GPT is based solely on the decoder component of the Transformer architecture. It uses a stack of transformer decoders without an encoder. GPT employs a causal (auto-regressive) language model that predicts the next word based on the preceding words in the sequence. This is similar to the unidirectional attention mechanism used in the original Transformer decoder but applied as the sole component of the architecture.
GPT is pretrained on a large corpus using a language modeling objective where it learns to predict the next token in a sequence. This pretraining involves learning from a vast amount of text data to develop general language understanding and generation capabilities.
if it doesn't have an encoder, how does it process and integrate information from whatever input sequence or prompt it receives?

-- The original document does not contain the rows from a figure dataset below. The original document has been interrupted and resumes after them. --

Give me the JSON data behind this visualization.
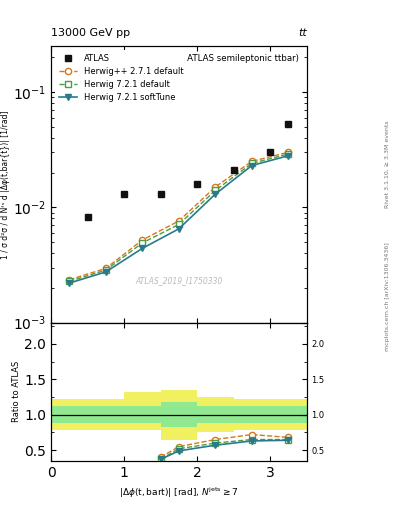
{
  "title_top": "13000 GeV pp",
  "title_right": "tt",
  "plot_title": "Δφ (ttbar) (ATLAS semileptonic ttbar)",
  "xlabel": "|\\Delta\\phi(t,bar{t})| [rad], N^{jets} \\geq 7",
  "ylabel_main": "1 / σ d²σ / d N^{fbs} d |Δφ(t,bar{t})| [1/rad]",
  "ylabel_ratio": "Ratio to ATLAS",
  "right_label1": "Rivet 3.1.10, ≥ 3.3M events",
  "right_label2": "mcplots.cern.ch [arXiv:1306.3436]",
  "watermark": "ATLAS_2019_I1750330",
  "atlas_x": [
    0.5,
    1.0,
    1.5,
    2.0,
    2.5,
    3.0,
    3.25
  ],
  "atlas_y": [
    0.0082,
    0.013,
    0.013,
    0.016,
    0.021,
    0.03,
    0.053
  ],
  "herwig_x": [
    0.25,
    0.75,
    1.25,
    1.75,
    2.25,
    2.75,
    3.25
  ],
  "herwig_pp_y": [
    0.00235,
    0.00295,
    0.0052,
    0.0076,
    0.015,
    0.025,
    0.03
  ],
  "herwig721d_y": [
    0.00228,
    0.00285,
    0.0049,
    0.0071,
    0.014,
    0.024,
    0.029
  ],
  "herwig721s_y": [
    0.0022,
    0.00275,
    0.0044,
    0.0065,
    0.013,
    0.023,
    0.028
  ],
  "ratio_x": [
    1.5,
    1.75,
    2.25,
    2.75,
    3.25
  ],
  "ratio_herwig_pp": [
    0.4,
    0.55,
    0.65,
    0.72,
    0.68
  ],
  "ratio_herwig721d": [
    0.37,
    0.52,
    0.6,
    0.65,
    0.65
  ],
  "ratio_herwig721s": [
    0.37,
    0.49,
    0.57,
    0.63,
    0.64
  ],
  "band_x_edges": [
    0.0,
    0.5,
    1.0,
    1.5,
    2.0,
    2.5,
    3.0,
    3.5
  ],
  "band_green_lo": [
    0.88,
    0.88,
    0.88,
    0.82,
    0.88,
    0.88,
    0.88,
    0.88
  ],
  "band_green_hi": [
    1.12,
    1.12,
    1.12,
    1.18,
    1.12,
    1.12,
    1.12,
    1.12
  ],
  "band_yellow_lo": [
    0.78,
    0.78,
    0.78,
    0.65,
    0.75,
    0.78,
    0.78,
    0.78
  ],
  "band_yellow_hi": [
    1.22,
    1.22,
    1.32,
    1.35,
    1.25,
    1.22,
    1.22,
    1.22
  ],
  "color_atlas": "#111111",
  "color_herwig_pp": "#d4781a",
  "color_herwig721d": "#4a9e40",
  "color_herwig721s": "#2a7a8c",
  "color_band_green": "#90e890",
  "color_band_yellow": "#f0f060",
  "xlim": [
    0,
    3.5
  ],
  "ylim_main": [
    0.001,
    0.25
  ],
  "ylim_ratio": [
    0.35,
    2.3
  ]
}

GPT, despite not having a separate encoder component like the original Transformer architecture, processes and integrates information from input sequences or prompts through its stack of transformer decoders:
I need to see a picture of the architecture to better understand it. It's unclear, are prompts and the sequence generated so far encoded and integrated? when and how
Subsequent versions
Architecture | Year | Key Features |
---|---|---|
GPT-2 | 2019 | Larger model size, improved generation capabilities |
T5 | 2019 | Text-to-text transfer transformer, unified framework for various tasks |
XLNet | 2019 | Permutation language modeling, addressing limitations of BERT |
RoBERTa | 2019 | Robustly optimized BERT pretraining, improved performance |
ALBERT | 2019 | Lightweight BERT, reduced model size while maintaining performance |
ELECTRA | 2020 | Efficient pre-training, discriminator-generator framework |
DeBERTa | 2020 | Disentangled attention mechanisms, improved long-range dependencies |
GPT-3 | 2020 | Massive model size, exceptional generation and understanding capabilities |
LLaMA | 2023 | Efficient large language model, designed for lower computational costs |
PaLM 2 | 2023 | More powerful and versatile version of PaLM, improved capabilities in various tasks |
BLOOM | 2023 | Large and diverse language model, developed by a consortium |
LaMDA | 2023 | Foundational language model, impressive capabilities in understanding and generating human language |
Note: This is not an exhaustive list, and the field of transformer architectures continues to evolve rapidly. Newer models and variations are constantly being developed.